Pre-draft measurables
| Height | Weight | Arm length | Hand span | 40-yard dash | 10-yard split | 20-yard split | 20-yard shuttle | Three-cone drill | Vertical jump | Broad jump |
|---|---|---|---|---|---|---|---|---|---|---|
| 6 ft 0+1⁄4 in (1.84 m) | 191 lb (87 kg) | 32 in (0.81 m) | 9+3⁄4 in (0.25 m) | 4.52 s | 1.49 s | 2.56 s | 4.35 s | 6.93 s | 36.0 in (0.91 m) | 10 ft 11 in (3.33 m) |

===Baltimore Ravens===
Kelly was selected by the Baltimore Ravens in the fifth round (157th overall) of the 2023 NFL draft.
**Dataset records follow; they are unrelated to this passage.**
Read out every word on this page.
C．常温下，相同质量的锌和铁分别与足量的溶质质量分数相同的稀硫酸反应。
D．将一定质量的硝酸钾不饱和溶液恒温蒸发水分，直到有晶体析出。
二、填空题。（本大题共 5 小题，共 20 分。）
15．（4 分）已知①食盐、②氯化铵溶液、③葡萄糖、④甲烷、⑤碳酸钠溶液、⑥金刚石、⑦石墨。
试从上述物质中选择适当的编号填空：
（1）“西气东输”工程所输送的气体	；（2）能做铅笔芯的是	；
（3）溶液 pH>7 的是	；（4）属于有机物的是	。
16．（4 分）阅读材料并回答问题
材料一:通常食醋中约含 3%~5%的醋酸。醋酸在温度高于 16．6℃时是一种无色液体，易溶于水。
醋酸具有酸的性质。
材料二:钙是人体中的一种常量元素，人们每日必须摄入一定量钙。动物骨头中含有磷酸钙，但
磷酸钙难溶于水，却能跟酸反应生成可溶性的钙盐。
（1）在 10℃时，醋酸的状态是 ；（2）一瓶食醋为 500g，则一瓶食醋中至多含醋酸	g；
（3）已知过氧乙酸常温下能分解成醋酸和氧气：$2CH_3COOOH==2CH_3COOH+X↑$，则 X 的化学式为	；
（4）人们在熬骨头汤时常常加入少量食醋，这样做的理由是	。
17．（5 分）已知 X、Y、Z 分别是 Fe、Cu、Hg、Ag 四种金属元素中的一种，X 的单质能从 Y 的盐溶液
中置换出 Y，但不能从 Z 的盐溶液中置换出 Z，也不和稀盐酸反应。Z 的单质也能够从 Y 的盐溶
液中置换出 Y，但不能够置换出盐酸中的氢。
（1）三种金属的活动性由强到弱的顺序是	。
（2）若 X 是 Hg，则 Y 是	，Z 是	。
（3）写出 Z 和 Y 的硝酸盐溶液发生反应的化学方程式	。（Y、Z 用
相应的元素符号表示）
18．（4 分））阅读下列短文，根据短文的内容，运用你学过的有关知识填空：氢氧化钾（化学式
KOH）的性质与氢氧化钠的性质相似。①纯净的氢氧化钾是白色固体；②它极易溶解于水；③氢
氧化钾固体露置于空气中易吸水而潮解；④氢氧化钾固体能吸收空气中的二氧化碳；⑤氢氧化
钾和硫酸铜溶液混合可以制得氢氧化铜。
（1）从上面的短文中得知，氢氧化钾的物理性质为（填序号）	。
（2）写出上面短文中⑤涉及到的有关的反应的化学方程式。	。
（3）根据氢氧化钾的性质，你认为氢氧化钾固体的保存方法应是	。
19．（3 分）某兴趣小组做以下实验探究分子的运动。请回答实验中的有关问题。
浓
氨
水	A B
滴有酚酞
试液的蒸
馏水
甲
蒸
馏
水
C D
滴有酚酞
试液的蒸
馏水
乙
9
He was waived by Baltimore as part of final roster cuts on August 29, 2023.

===Seattle Seahawks===
On August 30, 2023, Kelly was claimed off waivers by the Seattle Seahawks. He was waived by the Seahawks on November 11.

===Green Bay Packers===
On November 15, 2023, Kelly was claimed off waivers by the Green Bay Packers. On December 12, Kelly was released by the Packers.

===Washington Commanders===
On December 13, 2023, Kelly was claimed off waivers by the Washington Commanders. He was released by the Commanders as a part of roster cuts on August 27, 2024.

===Las Vegas Raiders===
On September 10, 2024, Kelly was signed to the Las Vegas Raiders' practice squad. He was promoted to the active roster on December 21.

On November 6, 2025, Kelly recorded his first two career interceptions in the Raiders' Week 10 matchup against the Denver Broncos; however, the Raiders would still go on to lose the game, 7–10. During a December 7 matchup against Denver, Kelly suffered a torn patellar tendon, necessitating a placement on season-ending injured reserve the following day.

==NFL career statistics==

Legend
| Bold | Career high |

===Regular season===

Year: Team; Games; Tackles; Interceptions; Fumbles
GP: GS; Cmb; Solo; Ast; Sck; TFL; Int; Yds; Avg; Lng; TD; PD; FF; Fum; FR; Yds; TD
2023: GB; 1; 0; 0; 0; 0; 0.0; 0; 0; 0; 0.0; 0; 0; 0; 0; 0; 0; 0; 0
SEA: 5; 0; 0; 0; 0; 0.0; 0; 0; 0; 0.0; 0; 0; 0; 0; 0; 0; 0; 0
WAS: 2; 0; 5; 5; 0; 0.0; 1; 0; 0; 0.0; 0; 0; 0; 0; 0; 0; 0; 0
2024: LV; 4; 0; 2; 1; 1; 0.0; 0; 0; 0; 0.0; 0; 0; 0; 0; 0; 0; 0; 0
2025: LV; 13; 8; 40; 31; 9; 0.0; 1; 3; 26; 8.7; 26; 0; 6; 0; 0; 1; 3; 0
Career: 25; 8; 47; 37; 10; 0.0; 2; 3; 26; 8.7; 26; 0; 6; 0; 0; 1; 3; 0

==Personal life==
Kelly's father, Brian Kelly, played in the NFL for 11 seasons.